There’s been a lot of talk and little action during the reign of this current Collier County Commission. Every day we pay for another study and hire another team of consultants and then three or four months later we get an action plan to solve some issue and then totally reject it and go back to the cycle of hiring attorneys, consultants and planners.
One issue in particular is “affordable housing.” The term is only used by county leaders to skew the number of housing units in commission districts where the current county government and Habitat for Humanity organization either own land, want to buy land or have alternative sites (parks) available to turn to housing.
This doesn’t take into respect other sources of market housing that is affordable. In an East Naples Civic Association analysis of ZIP codes 34104, 34105, 34112, 34113 and 34114, it was determined that East Naples has more than 50 percent of dwellings valued at $250,000 or less as compared to the county. Spread throughout the county, there are at least 1,440 approved homes Habitat has built in East Naples not represented by the plan; it’s safe to surmise other commission district numbers have been swollen or suppressed to support staff’s recommendations, over the betterment of our community.
The focus is on building “affordable housing” in East Naples, particularly in the Bayshore arts district and along U.S. 41 East. Yet, the one thing that stands out is the lack of economic diversity. There are no jobs in these areas; storage units, a few small auto repair shops and some minor outlying retail areas. There are no hotels, no business complexes for new industry, just blighted, empty, old shopping centers decaying away along with the infrastructure in the area, beckoning for the return of Kelly Road and the impoverished, crime-riddled area surrounding it.
County leaders should focus on housing, but focus it where the jobs are, where people can have shorter commutes and not clog up arterial roads for 30- to 60-minute commutes on U.S. 41, Collier Boulevard, Pine Ridge Road and Airport-Pulling Road. We have some great business sectors in North Naples, with a job density ratio over twice that of similar areas in East Naples.
North Naples doesn’t have housing that’s affordable; neither does the city of Naples. This forces the majority of northbound traffic onto U.S. 41 and westbound traffic onto Pine Ridge Road throughout the day as many workers have shifts which create multiple work traffic times on these roads.
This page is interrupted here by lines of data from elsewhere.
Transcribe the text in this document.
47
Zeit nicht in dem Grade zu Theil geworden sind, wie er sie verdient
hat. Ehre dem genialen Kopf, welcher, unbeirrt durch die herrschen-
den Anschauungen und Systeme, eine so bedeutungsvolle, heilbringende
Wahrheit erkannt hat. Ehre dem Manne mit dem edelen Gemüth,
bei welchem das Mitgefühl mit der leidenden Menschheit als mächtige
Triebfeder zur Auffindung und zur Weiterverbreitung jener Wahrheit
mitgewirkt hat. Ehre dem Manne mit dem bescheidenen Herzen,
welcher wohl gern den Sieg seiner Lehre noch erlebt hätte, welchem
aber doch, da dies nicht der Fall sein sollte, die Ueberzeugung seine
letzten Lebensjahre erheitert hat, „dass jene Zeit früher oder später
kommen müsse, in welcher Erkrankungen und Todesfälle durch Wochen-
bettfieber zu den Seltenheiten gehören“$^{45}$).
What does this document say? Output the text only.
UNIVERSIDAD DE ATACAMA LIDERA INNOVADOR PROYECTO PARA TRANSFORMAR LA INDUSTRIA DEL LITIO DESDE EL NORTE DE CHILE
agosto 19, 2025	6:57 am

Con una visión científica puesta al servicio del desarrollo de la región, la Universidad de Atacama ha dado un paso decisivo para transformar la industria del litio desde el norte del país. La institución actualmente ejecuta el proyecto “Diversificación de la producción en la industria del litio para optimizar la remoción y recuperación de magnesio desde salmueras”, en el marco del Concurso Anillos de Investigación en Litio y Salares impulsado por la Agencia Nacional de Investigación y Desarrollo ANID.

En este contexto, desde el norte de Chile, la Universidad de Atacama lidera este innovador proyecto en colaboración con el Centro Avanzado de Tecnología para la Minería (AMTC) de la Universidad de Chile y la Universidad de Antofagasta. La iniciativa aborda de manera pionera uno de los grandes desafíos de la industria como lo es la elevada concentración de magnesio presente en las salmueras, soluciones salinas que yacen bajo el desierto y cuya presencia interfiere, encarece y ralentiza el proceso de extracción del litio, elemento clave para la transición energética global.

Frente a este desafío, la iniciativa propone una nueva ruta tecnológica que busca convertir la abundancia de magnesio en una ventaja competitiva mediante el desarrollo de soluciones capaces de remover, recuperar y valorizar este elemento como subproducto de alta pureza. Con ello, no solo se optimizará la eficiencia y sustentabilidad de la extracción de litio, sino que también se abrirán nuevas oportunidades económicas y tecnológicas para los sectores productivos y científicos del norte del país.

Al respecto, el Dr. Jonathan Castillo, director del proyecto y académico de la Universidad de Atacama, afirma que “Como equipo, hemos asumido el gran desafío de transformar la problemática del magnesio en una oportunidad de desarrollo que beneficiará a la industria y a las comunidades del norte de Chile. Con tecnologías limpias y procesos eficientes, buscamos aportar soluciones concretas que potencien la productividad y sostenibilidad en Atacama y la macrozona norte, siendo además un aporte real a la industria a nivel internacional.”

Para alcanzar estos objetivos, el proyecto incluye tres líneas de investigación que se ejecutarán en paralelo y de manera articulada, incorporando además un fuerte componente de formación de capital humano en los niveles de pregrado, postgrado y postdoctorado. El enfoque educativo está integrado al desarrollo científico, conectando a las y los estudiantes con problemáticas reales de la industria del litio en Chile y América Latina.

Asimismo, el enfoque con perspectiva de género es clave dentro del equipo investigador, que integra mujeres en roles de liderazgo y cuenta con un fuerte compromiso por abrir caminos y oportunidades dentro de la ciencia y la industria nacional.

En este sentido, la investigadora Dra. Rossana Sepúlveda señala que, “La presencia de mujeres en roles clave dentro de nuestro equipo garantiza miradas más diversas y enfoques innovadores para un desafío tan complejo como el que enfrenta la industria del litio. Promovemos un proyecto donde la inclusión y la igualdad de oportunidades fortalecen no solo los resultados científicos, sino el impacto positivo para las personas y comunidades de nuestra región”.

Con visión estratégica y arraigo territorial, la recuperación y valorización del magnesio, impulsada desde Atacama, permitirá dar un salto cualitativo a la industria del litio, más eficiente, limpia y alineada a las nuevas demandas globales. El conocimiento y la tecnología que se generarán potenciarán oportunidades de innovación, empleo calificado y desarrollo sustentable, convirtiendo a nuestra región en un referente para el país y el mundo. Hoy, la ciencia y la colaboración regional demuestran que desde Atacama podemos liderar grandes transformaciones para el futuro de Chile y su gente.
If there was workforce housing in North Naples and Naples, we would see an immense shift in traffic problems.
Incentivizing the growth of mixed-income housing around activity centers should be encouraged only where the needs of economic diversity, infrastructure and commercial resources are met to support the increase in population.
Unfortunately for Collier citizens, young families and workers, commissioners have ganged up to keep a NIMBY mentality of keeping housing that i s affordable out of certain districts and piling it up all in one area; 52 percent of it exists in East Naples, while the overwhelming majority of the jobs are located miles to the north.
For the sake of our infrastructure, county leaders must shift the focus of taxpayer dollars, particularly over $1 million of community redevelopment grants, away from multimillion-dollar nonprofits which only buy land and build low-income communities that teachers, firefighters, EMS and small business owners don’t qualify for, and instead use those funds to redevelop business and commerce zones in East Naples, build up a world-class Bayshore arts district and create an environment for economic diversity and, in time, housing that is affordable for those workers.
Winge is a member of the board of directors of the East Naples Civic Association.